As if the list on taboo treats couldn’t get any longer, it seems there’s another strikethrough for preggie sweet tooths – good news is this one is an acquired taste, so many mums-to-be are in the clear…the bad news is that some of us really do love it.
According to a new study, pregnant women should avoid consuming large amounts of black liquorice because of links to compromised cognitive abilities in children.
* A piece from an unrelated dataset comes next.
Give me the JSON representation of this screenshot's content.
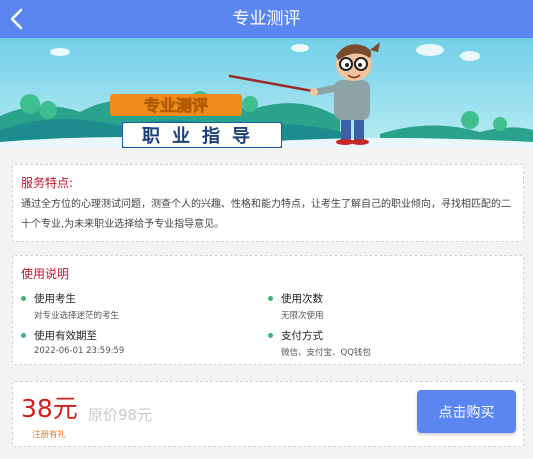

Researchers from the University of Helsinki analysed 378 children whose mums had worked their way through plenty of liquorice during pregnancy. The results indicated a correlation between foetal exposure to substantial amounts of the sweet and “lower cognitive test scores and impaired performance on tests measuring memory capacity”. The test subjects also exhibited a higher incidence ADHD-like (attention deficit hyperactivity disorder) issues when compared to peers, and puberty appeared to hit girls from the sample sooner the average age.
Specifically, it’s the ingredient glycyrrhizin in liquorice that’s behind the side effects. The study’s authors mention that glycyrrhizin has also been linked to high prenatal blood pressure and shorter gestation.
The exact amount that denotes unsafe exposure to liquorice is not yet determined, but some find it better to abstain altogether. Finnish expectant mothers, for example, are advised to avoid the stuff altogether, with the country’s National Institute for Health and Welfare listing liquorice as “not recommended” in their published guidelines for pregnant women.
But if you’ve already been loading up on liquorice whilst preggers, don’t panic.
“It is important to understand that a phenomenon discovered among a group of 378 youths does not necessarily explain the characteristics detected in the development of a single individual,” Eero Kajantie, research manager at the National Institute for Health and Welfare, emphasises.
Instead, switch up your saccharine addiction for straightforward chocolate – studies show that this occasional indulgence, at least, is totally okay for baby — yay!